Concatenation of two datasets is vertical

Illustration of stacking two tables of stock data vertically into one larger table

Code for concatenation

df_jan = pd.read_csv( '_static/regi-prices-jan-2020.csv' )
df_feb = pd.read_csv( '_static/regi-prices-feb-2020.csv' )

df_2mo = pd.concat( [ df_jan, df_feb ], ignore_index=True )
df_2mo.head()

Merging of two datasets is horizontal

Example 1: Same IDs in both datasets, just match up rows

Merging COVID-19 time series data for each country with health care information for each country

Code for a simple merge

df_merged = pd.merge( df_cases, df_health,
    left_on='Country/Region', right_on='Country' )

Merging of two datasets is horizontal

Example 2: Some rows in the left table aren't in the right table

Merging a comprehensive higher education dataset with climate data about a subset of its schools

Code for a left join (merge)

df_merged = pd.merge( df_big, df_climate,
    left_on='NAME', right_on='fullname', how='left' )

Merging of two datasets is horizontal

Example 3: Keeping only observations appearing in both tables

Merging NFL player statistics with records of NFL plays

Code for an inner join (merge)

An inner join is the default, so you can omit how='inner' in this case.

df_merged = pd.merge( df_players, df_plays,
    left_on='NAME', right_on='fullname', how='inner' )

Merging of two datasets is horizontal

Example 3: Keeping all observations appearing in either table

Merging data about corporate executives with data about marketing spending for a fictitious set of firms

Code for an outer join (merge)

df_merged = pd.merge( df_execs, df_marketing,
    left_on='NAME', right_on='fullname', how='outer' )

For discussion

We will look at four hypothetical situations for merging DataFrames.
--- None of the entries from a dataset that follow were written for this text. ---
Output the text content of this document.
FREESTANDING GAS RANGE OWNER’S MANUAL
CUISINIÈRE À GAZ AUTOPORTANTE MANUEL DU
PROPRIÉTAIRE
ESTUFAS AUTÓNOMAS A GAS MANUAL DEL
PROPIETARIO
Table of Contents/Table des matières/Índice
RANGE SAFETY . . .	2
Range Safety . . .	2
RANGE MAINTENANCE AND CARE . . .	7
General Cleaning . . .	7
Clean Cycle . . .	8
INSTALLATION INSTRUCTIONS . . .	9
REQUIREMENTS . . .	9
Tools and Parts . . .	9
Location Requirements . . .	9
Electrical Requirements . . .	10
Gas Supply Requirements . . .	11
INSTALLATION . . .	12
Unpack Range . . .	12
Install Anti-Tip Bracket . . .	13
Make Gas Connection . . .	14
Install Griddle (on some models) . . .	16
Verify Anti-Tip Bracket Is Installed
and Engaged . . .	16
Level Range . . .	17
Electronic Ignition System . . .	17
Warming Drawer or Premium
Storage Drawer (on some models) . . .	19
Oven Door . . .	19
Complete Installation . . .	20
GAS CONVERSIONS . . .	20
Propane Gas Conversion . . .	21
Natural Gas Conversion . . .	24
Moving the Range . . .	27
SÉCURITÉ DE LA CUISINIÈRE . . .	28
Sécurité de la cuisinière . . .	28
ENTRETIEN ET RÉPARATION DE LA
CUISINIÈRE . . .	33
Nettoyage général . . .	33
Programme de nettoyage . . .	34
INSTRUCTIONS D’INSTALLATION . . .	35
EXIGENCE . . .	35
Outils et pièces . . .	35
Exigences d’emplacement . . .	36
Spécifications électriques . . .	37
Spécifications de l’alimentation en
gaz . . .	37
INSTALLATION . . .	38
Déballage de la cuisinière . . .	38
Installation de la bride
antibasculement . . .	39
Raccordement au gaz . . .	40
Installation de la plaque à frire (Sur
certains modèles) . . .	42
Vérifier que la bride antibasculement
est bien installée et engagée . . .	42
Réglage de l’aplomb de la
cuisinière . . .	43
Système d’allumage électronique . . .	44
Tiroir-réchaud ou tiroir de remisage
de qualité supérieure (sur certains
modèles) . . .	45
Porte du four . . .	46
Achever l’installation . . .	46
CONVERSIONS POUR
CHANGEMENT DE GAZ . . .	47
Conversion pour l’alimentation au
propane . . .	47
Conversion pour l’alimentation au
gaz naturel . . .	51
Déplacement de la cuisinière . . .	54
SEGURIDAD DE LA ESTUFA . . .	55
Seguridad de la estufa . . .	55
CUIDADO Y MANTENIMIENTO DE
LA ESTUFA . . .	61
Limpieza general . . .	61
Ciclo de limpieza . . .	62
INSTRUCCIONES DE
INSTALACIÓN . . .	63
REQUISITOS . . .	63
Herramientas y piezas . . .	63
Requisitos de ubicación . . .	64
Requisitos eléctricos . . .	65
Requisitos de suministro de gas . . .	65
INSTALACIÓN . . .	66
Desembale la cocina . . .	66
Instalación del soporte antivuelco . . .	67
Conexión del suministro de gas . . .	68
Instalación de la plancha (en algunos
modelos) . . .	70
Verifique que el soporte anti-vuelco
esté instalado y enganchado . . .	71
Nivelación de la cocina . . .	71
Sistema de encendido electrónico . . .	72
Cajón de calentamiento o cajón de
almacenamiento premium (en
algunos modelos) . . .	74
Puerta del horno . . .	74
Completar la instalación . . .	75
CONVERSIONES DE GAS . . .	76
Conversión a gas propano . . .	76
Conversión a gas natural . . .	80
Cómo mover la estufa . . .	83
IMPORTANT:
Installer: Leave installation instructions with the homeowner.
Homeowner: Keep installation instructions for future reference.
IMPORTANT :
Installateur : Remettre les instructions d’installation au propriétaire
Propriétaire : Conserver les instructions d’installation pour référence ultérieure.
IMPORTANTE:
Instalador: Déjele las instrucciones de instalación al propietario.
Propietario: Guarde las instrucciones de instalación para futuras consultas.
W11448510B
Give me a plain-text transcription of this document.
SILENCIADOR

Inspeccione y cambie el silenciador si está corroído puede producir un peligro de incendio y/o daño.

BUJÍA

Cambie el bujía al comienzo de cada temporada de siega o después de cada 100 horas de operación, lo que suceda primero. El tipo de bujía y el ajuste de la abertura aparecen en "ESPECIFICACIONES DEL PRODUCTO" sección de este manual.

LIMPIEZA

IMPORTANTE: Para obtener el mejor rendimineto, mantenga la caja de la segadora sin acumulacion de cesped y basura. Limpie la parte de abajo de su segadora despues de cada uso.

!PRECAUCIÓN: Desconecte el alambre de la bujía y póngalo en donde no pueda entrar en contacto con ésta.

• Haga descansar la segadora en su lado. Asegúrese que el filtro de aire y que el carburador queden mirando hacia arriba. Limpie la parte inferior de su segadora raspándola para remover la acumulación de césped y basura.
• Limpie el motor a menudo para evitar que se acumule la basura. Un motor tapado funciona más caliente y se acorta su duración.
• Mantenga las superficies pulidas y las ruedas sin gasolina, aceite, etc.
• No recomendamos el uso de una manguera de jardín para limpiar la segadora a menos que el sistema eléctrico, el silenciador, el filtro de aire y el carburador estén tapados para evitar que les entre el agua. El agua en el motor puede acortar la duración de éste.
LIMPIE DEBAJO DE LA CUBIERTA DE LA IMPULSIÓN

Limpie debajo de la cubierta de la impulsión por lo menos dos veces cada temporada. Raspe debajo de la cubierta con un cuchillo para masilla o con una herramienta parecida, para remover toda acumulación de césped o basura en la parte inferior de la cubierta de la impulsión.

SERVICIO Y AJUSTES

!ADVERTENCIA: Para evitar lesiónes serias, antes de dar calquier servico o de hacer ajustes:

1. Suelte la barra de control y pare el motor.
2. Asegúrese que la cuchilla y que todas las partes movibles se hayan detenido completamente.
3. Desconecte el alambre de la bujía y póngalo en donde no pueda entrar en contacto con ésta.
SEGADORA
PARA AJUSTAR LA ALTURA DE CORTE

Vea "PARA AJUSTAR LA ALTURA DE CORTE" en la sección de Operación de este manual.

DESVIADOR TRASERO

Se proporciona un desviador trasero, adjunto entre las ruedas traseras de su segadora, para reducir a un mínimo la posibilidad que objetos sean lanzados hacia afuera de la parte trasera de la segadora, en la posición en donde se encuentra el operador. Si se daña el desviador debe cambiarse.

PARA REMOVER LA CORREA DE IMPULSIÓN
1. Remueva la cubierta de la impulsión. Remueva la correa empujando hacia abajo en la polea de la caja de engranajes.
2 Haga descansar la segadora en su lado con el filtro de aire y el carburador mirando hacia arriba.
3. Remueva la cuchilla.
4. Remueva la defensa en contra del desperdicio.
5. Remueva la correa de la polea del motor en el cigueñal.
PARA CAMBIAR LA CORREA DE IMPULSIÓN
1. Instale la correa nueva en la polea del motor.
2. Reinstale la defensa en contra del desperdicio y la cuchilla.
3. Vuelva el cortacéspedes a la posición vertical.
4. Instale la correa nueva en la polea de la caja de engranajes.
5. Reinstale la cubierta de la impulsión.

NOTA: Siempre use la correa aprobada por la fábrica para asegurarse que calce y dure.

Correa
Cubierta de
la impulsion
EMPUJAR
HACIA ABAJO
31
In each case, you will answer:

  1. Should we apply pd.concat() or pd.merge()?
  2. If the answer to 1. is to apply pd.merge(), then:
    • How should we merge (inner/left/right/outer)?
    • On what column(s) should we merge?
    • Do we need to manipulate any column(s) first?

Concat/Merge Example 1

(Thanks to Steven Skiena in The Data Science Design Manual for this example, a real project he did with a graduate student.)

Dataset 1: A large sample of news stories about various publicly traded companies from 2015 to 2020, with story release dates and measurements of the sentiments expressed in those news stories

Dataset 2: Records of the the share prices of the publicly traded companies for the same time period

Concat/Merge Example 2

Dataset 1: Records of all NCAA Division I hockey games for the 2018 season

Dataset 2: Records of all NCAA Division III hockey games for the 2018 season

For example, the record of a game might contain the home and away team names and scores, number of shots on goal and penalties, MVP name, and attendance number.

Concat/Merge Example 3

Dataset 1: Daily weather summaries for the counties in the state of Tennessee in summer 1995

Dataset 2: Hourly electrical prices for each county in the state of Tennessee in summer 1995

Concat/Merge Example 4

Dataset 1: The baseline health information gathered from each subject in a drug's clinical trial before the trial begins, together with the information about whether that subject has been randomly assigned the treatment or the placebo

Dataset 2: The responses measured for each subject during and after the trial with respect to the specific problems the drug is trying to address

In-class Exercise 1 (short)

In a previous class, we took two datasets and did a simple merge that involved only one column.

We extracted the percentage of each state who voted for Trump and added that data as a new column in the home mortgage dataset. We used dict(zip(...)) to convert the voting data into a dictionary and df['column'].map() to apply it to the mortgage dataset.

Redo the same exercise now, but using pd.merge() instead of the tools we used last time. (Last time, you also had to do some plotting and hypothesis testing. There is no need to repeat that. Just update the merging code.)

In-class Exercise 2 (long)

In a previous class, we examined a dataset of baseball player salaries.

  • Dataset 1 will be a simplified version of that baseball salary dataset, available here.
  • Dataset 2 will be the statistics for all batters in Major League Baseball from 1988 through 2016, available here.

Merge the two datasets on player name, team, and year. This will require some of the advanced techniques introduced at the end of the course notes on merging.

NOTE: This will be complex and annoying. We may not complete it before the end of class. Make as much progress as you can, while doing logical/sensible work each step of the way.